Dentro a questo panorama pensiamo alla possibilità di usare i canali di comunicazione della postmodernità come opportunità per promuovere un “contributo netto positivo alla vita umana” (Tristan Harris, Distracted? Let’s make technology that helps us spend our time well | TEDxBrussels) mettendo l’accento su comunità, relazioni, scambio, condivisione.
Già quote consistenti di cittadini (in veste di consumatori, utenti e clienti) quotidianamente utilizzano il web ed i social network per orientarsi nelle scelte d’acquisto di beni e servizi. Non sono da meno i più giovani che fanno di questi strumenti e canali spazi e tempi di socializzazione, divertimento e condivisione (con tutte le derive e ossessioni del caso!).
Tenendo conto di tutto questo esiste l’opportunità di promuovere “saggezza e competenza digitale” e quello che Luca De Biase definisce come “web collaborativo” a partire dalla “costruzione” di regole d’uso condivise degli strumenti digitali per non restare prigionieri di una loro fruizione passiva e convenzionale.
Regole d’uso e spazi di interazione che non si danno e realizzano una volta per tutte ma che vanno co-costruite nei diversi contesti di vita (scuola, famiglia, quartiere…) per promuovere relazioni, legami sociali ed esperienze di senso.
Pensiamo al potenziale costituito da un uso sfidante e creativo degli strumenti della comunicazione digitale come elementi di “comunicazione sociale”.
A titolo d’esemplificazione (quello che si potrebbe fare ed è già stato fatto):
-la realizzazione di foto e video nell’ambito di azioni di coinvolgimento attivo per progetti sociali di promozione e prevenzione (photo voice);
-l’uso degli smarphone per promuovere connessioni di comunità;
-la costruzione partecipata di prodotti multimediali con il coinvolgimento delle utenze a cui è destinato il messaggio (filmati a format intervista doppia, brevi spot, raccolte fotografiche…);
-l’uso di pagine facebook per promuovere social street, la biblioteca di condominio di Via Rembrandt di Milano;
-l’uso di twitter per favorire connessioni locali e lavorare sulla storia, il presente e il futuro dei luoghi;
-la gestione di whatsapp per creare e sostenere gruppi locali;
-la co-progettazione o gestione creativa di alcune app e video giochi.
Si tratta di coltivare e sprigionare creatività per una cultura digitale da fare vivere nel continuo “ping-pong” tra reale e mondo dei social con momenti di raccolta e di incontro mediata dagli schermi e occasioni di operatività territoriale locale “faccia a faccia” intorno a questioni di interesse e sensibilità sociale.

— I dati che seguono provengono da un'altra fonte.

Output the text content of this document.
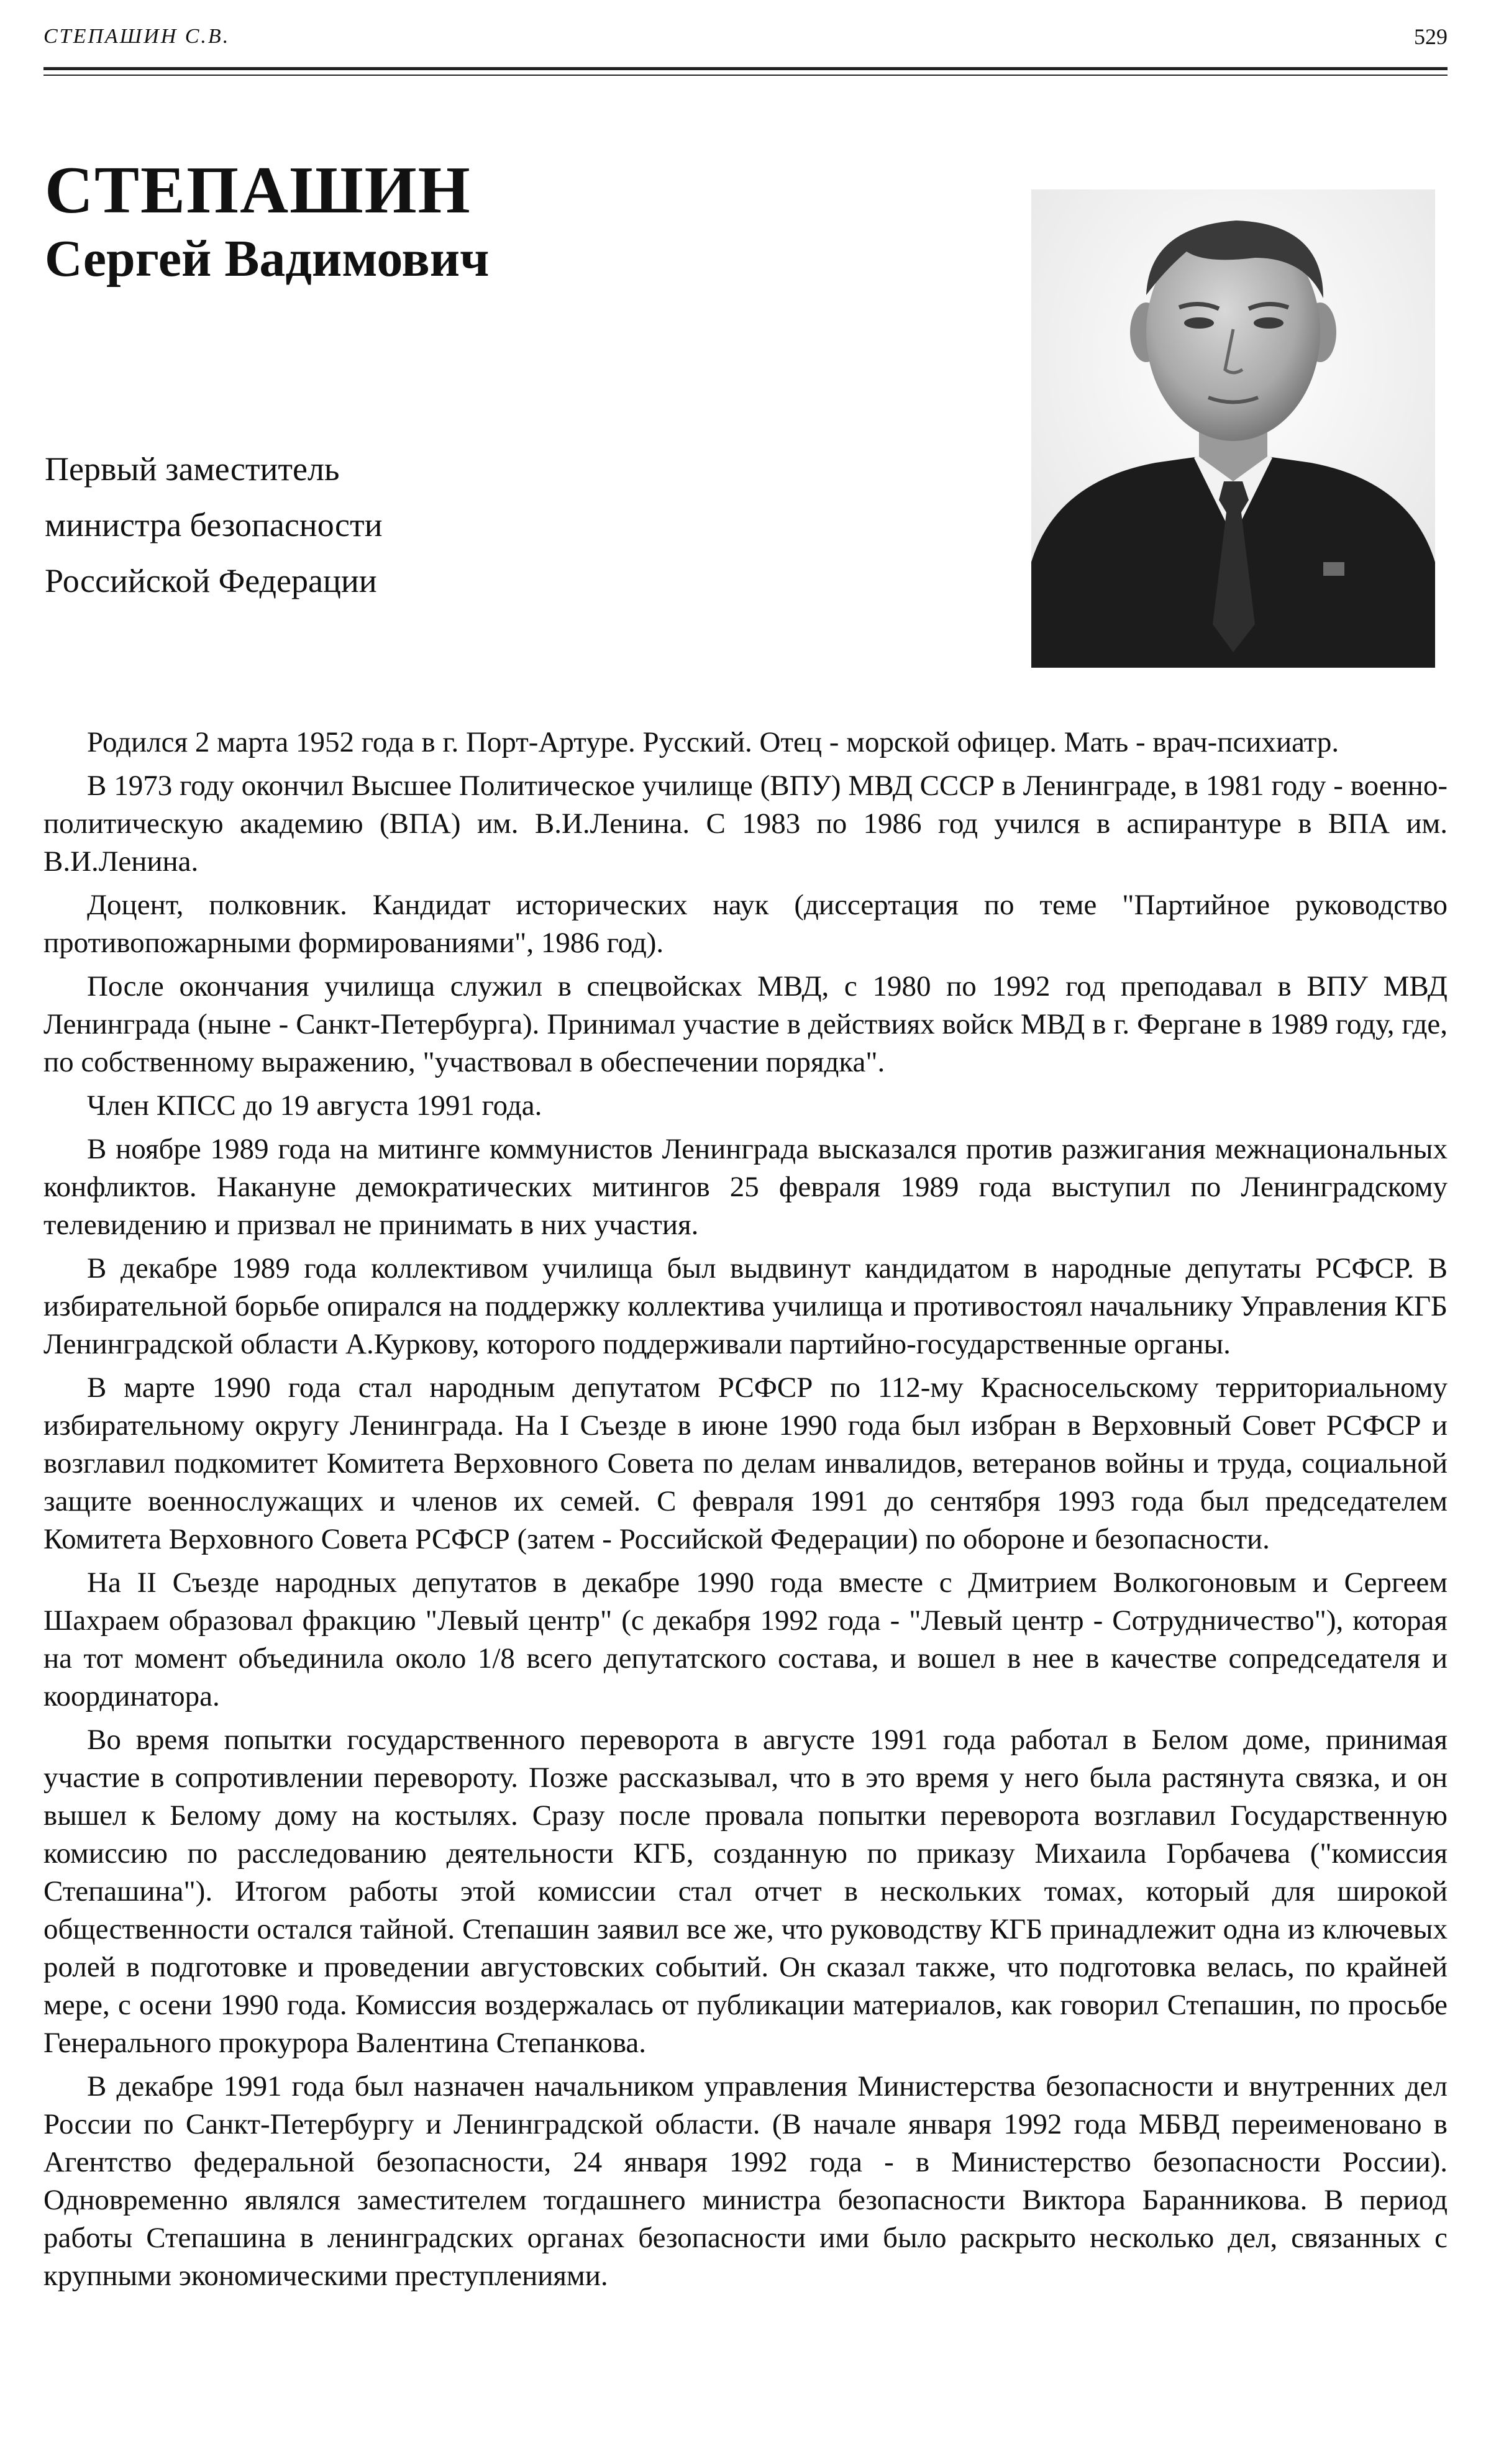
СТЕПАШИН С.В.	529
СТЕПАШИН
Сергей Вадимович
Первый заместитель
министра безопасности
Российской Федерации

Родился 2 марта 1952 года в г. Порт-Артуре. Русский. Отец - морской офицер. Мать - врач-психиатр.

В 1973 году окончил Высшее Политическое училище (ВПУ) МВД СССР в Ленинграде, в 1981 году - военно-политическую академию (ВПА) им. В.И.Ленина. С 1983 по 1986 год учился в аспирантуре в ВПА им. В.И.Ленина.

Доцент, полковник. Кандидат исторических наук (диссертация по теме "Партийное руководство противопожарными формированиями", 1986 год).

После окончания училища служил в спецвойсках МВД, с 1980 по 1992 год преподавал в ВПУ МВД Ленинграда (ныне - Санкт-Петербурга). Принимал участие в действиях войск МВД в г. Фергане в 1989 году, где, по собственному выражению, "участвовал в обеспечении порядка".

Член КПСС до 19 августа 1991 года.

В ноябре 1989 года на митинге коммунистов Ленинграда высказался против разжигания межнациональных конфликтов. Накануне демократических митингов 25 февраля 1989 года выступил по Ленинградскому телевидению и призвал не принимать в них участия.

В декабре 1989 года коллективом училища был выдвинут кандидатом в народные депутаты РСФСР. В избирательной борьбе опирался на поддержку коллектива училища и противостоял начальнику Управления КГБ Ленинградской области А.Куркову, которого поддерживали партийно-государственные органы.

В марте 1990 года стал народным депутатом РСФСР по 112-му Красносельскому территориальному избирательному округу Ленинграда. На I Съезде в июне 1990 года был избран в Верховный Совет РСФСР и возглавил подкомитет Комитета Верховного Совета по делам инвалидов, ветеранов войны и труда, социальной защите военнослужащих и членов их семей. С февраля 1991 до сентября 1993 года был председателем Комитета Верховного Совета РСФСР (затем - Российской Федерации) по обороне и безопасности.

На II Съезде народных депутатов в декабре 1990 года вместе с Дмитрием Волкогоновым и Сергеем Шахраем образовал фракцию "Левый центр" (с декабря 1992 года - "Левый центр - Сотрудничество"), которая на тот момент объединила около 1/8 всего депутатского состава, и вошел в нее в качестве сопредседателя и координатора.

Во время попытки государственного переворота в августе 1991 года работал в Белом доме, принимая участие в сопротивлении перевороту. Позже рассказывал, что в это время у него была растянута связка, и он вышел к Белому дому на костылях. Сразу после провала попытки переворота возглавил Государственную комиссию по расследованию деятельности КГБ, созданную по приказу Михаила Горбачева ("комиссия Степашина"). Итогом работы этой комиссии стал отчет в нескольких томах, который для широкой общественности остался тайной. Степашин заявил все же, что руководству КГБ принадлежит одна из ключевых ролей в подготовке и проведении августовских событий. Он сказал также, что подготовка велась, по крайней мере, с осени 1990 года. Комиссия воздержалась от публикации материалов, как говорил Степашин, по просьбе Генерального прокурора Валентина Степанкова.

В декабре 1991 года был назначен начальником управления Министерства безопасности и внутренних дел России по Санкт-Петербургу и Ленинградской области. (В начале января 1992 года МБВД переименовано в Агентство федеральной безопасности, 24 января 1992 года - в Министерство безопасности России). Одновременно являлся заместителем тогдашнего министра безопасности Виктора Баранникова. В период работы Степашина в ленинградских органах безопасности ими было раскрыто несколько дел, связанных с крупными экономическими преступлениями.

Ci riferiamo ad attività di prevenzione e promozione di coesione sociale che potrebbero andare dall’intercultura, al consumo di sostanze, al cyber bullismo, al benessere nell’accezione ampia che parla di alimentazione, attività fisica, consumo di alcool, droga, salute mentale, protagonismo civile dei più giovani, sostenibilità ambientale, contrasto delle discriminazioni fino al tema della conoscenza del genius loci.
3. Promuovere spazi e tempi di reciprocità nei contesti urbani
L’epoca presente pone sempre più la sfida di una profonda delegittimazione del cosiddetto establishment; classi dirigenti, istituzioni democratiche, tanto quelle del governo locale, quanto quelle nazionali e continentali.
La delegittimazione e la disaffezione è testimoniata da una serie di indicatori in caduta libera come, solo per fare due esempi, la crescente astensione dal voto e la riduzione del numero di copie dei quotidiani. Nel contempo si afferma una crescente tendenza a fare da sé, disintermediando nelle scelte quotidiane.
Pensiamo che un contributo utile per provare ad intervenire in questo panorama possa essere fornito lavorando sulla reciprocità nelle relazioni tra persone per dare nuova linfa ai sistemi di welfare locale.
Si tratta di creare, dal basso, partnership tra pubblico e privato, attivare circuiti di sharing economy e di cittadinanza attiva.
Ipotizziamo la possibilità di dare corpo ad un modello di innovazione sociale teso a favorire la nascita di nuove forme di welfare comunitario e di territorio.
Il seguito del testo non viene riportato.